Bluff Description
speakinglisteningfluencycommunicationmaingroupsmedium prep20-30 minTBLT
Several students each receive a picture to describe; one receives nothing and must invent a description. The class interviews them all and tries to identify the bluffer.
Procedure
- Set up: Choose 3–4 volunteers (Group 1). Give each a sealed envelope — all contain a picture on the lesson theme except one, which is blank.
- Prepare: Group 1 studies their picture (or imagines one) for 2–3 minutes. The rest of the class (Group 2) brainstorms questions to ask about pictures on the theme.
- Interview: Group 2 interviews each member of Group 1 in rotation (3–4 min each). The bluffer must describe an imagined scene convincingly.
- Deliberate: Group 2 discusses who they think had no picture, giving reasons.
- Reveal: Group 1 shows their pictures (or empty envelope).

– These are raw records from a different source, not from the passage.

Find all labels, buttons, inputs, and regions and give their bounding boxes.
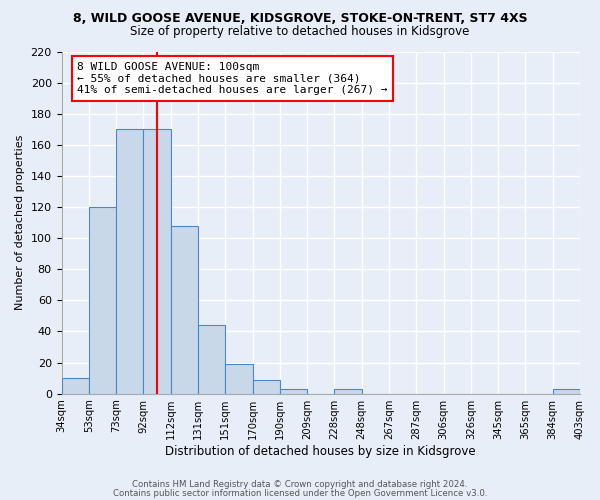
- Bar: [225, 364, 253, 394]
- Bar: [198, 326, 225, 394]
- Y-axis label: Number of detached properties: Number of detached properties: [15, 135, 25, 310]
- Bar: [334, 389, 362, 394]
- Bar: [280, 389, 307, 394]
- X-axis label: Distribution of detached houses by size in Kidsgrove: Distribution of detached houses by size …: [166, 444, 476, 458]
- Bar: [116, 130, 143, 394]
- Bar: [170, 226, 198, 394]
- Bar: [62, 378, 89, 394]
- Bar: [253, 380, 280, 394]
- Text: 8 WILD GOOSE AVENUE: 100sqm
← 55% of detached houses are smaller (364)
41% of se: 8 WILD GOOSE AVENUE: 100sqm ← 55% of det…: [77, 62, 388, 95]
- Text: Contains HM Land Registry data © Crown copyright and database right 2024.: Contains HM Land Registry data © Crown c…: [132, 480, 468, 489]
- Text: Size of property relative to detached houses in Kidsgrove: Size of property relative to detached ho…: [130, 25, 470, 38]
- Text: 8, WILD GOOSE AVENUE, KIDSGROVE, STOKE-ON-TRENT, ST7 4XS: 8, WILD GOOSE AVENUE, KIDSGROVE, STOKE-O…: [73, 12, 527, 26]
- Bar: [143, 130, 170, 394]
- Bar: [89, 207, 116, 394]
- Text: Contains public sector information licensed under the Open Government Licence v3: Contains public sector information licen…: [113, 488, 487, 498]
- Bar: [553, 389, 580, 394]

Discuss what gave the bluffer away — or didn't.
Variations
- Pair version: One student describes a real picture, the other invents one — their partner decides which is real.
- Detail challenge: After the reveal, students study the actual pictures, then describe them to a partner who draws what they hear.

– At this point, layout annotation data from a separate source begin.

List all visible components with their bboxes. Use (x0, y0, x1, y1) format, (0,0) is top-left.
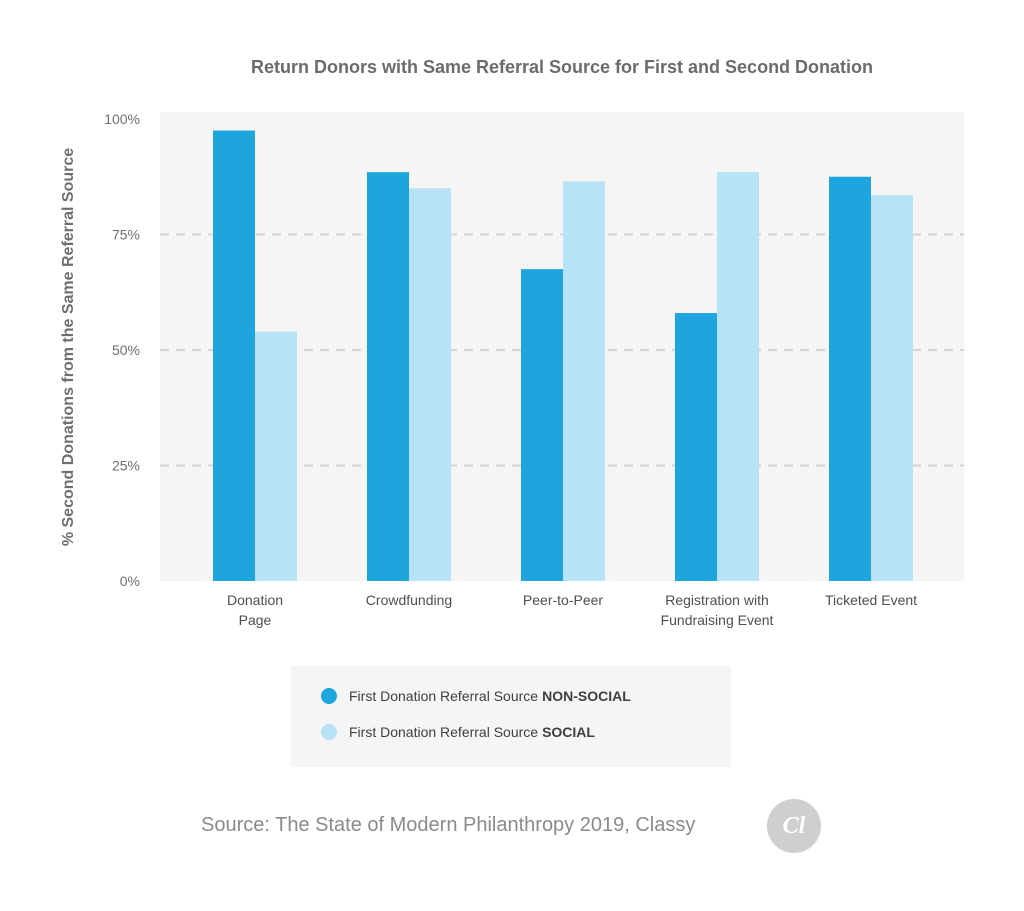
classy-logo: Cl (767, 799, 821, 853)
legend-label-prefix: First Donation Referral Source (349, 724, 539, 740)
bar-non-social-4 (829, 176, 871, 581)
legend-swatch-social (321, 724, 337, 740)
y-tick-label: 25% (112, 458, 140, 474)
bar-non-social-2 (521, 269, 563, 581)
legend: First Donation Referral Source NON-SOCIA… (291, 666, 731, 767)
x-tick-label-line: Donation (227, 592, 283, 608)
bars (213, 130, 913, 582)
x-tick-label-line: Ticketed Event (825, 592, 917, 608)
source-note: Source: The State of Modern Philanthropy… (201, 814, 696, 836)
x-tick-label: Crowdfunding (366, 592, 452, 608)
y-axis-label: % Second Donations from the Same Referra… (60, 148, 77, 546)
y-tick-label: 75% (112, 227, 140, 243)
x-tick-label: Donation Page (227, 592, 283, 628)
x-tick-label: Registration with Fundraising Event (661, 592, 774, 628)
x-tick-labels: Donation Page Crowdfunding Peer-to-Peer Regi… (227, 592, 917, 628)
x-tick-label-line: Registration with (665, 592, 769, 608)
chart: Return Donors with Same Referral Source … (60, 57, 964, 628)
x-tick-label: Ticketed Event (825, 592, 917, 608)
x-tick-label-line: Crowdfunding (366, 592, 452, 608)
legend-label-strong: NON-SOCIAL (542, 688, 631, 704)
legend-item-non-social: First Donation Referral Source NON-SOCIA… (321, 688, 631, 704)
x-tick-label: Peer-to-Peer (523, 592, 603, 608)
bar-social-2 (563, 181, 605, 581)
bar-social-3 (717, 172, 759, 581)
bar-social-0 (255, 331, 297, 581)
x-tick-label-line: Peer-to-Peer (523, 592, 603, 608)
y-tick-label: 50% (112, 342, 140, 358)
y-tick-label: 0% (120, 573, 140, 589)
bar-non-social-3 (675, 313, 717, 581)
bar-non-social-1 (367, 172, 409, 581)
y-tick-labels: 100% 75% 50% 25% 0% (104, 111, 140, 589)
bar-non-social-0 (213, 130, 255, 582)
bar-social-4 (871, 195, 913, 582)
x-tick-label-line: Fundraising Event (661, 612, 774, 628)
legend-item-social: First Donation Referral Source SOCIAL (321, 724, 595, 740)
logo-mark: Cl (783, 813, 806, 839)
logo-text: Cl (783, 813, 806, 839)
x-tick-label-line: Page (239, 612, 272, 628)
y-tick-label: 100% (104, 111, 140, 127)
bar-social-1 (409, 188, 451, 582)
legend-label-prefix: First Donation Referral Source (349, 688, 539, 704)
chart-title: Return Donors with Same Referral Source … (251, 57, 873, 77)
legend-label-strong: SOCIAL (542, 724, 595, 740)
legend-swatch-non-social (321, 688, 337, 704)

- Student-sourced: Students bring their own photos (holiday, pet, room) — one describes a photo they don't actually have.
Tips
- Choose a confident, creative student for the blank envelope — it makes or breaks the activity.
- Theme the pictures to match your lesson topic (a day out, a holiday, a meal) so language is relevant.
- Emergent language: question forms, present continuous for describing scenes, prepositions of place, adjectives.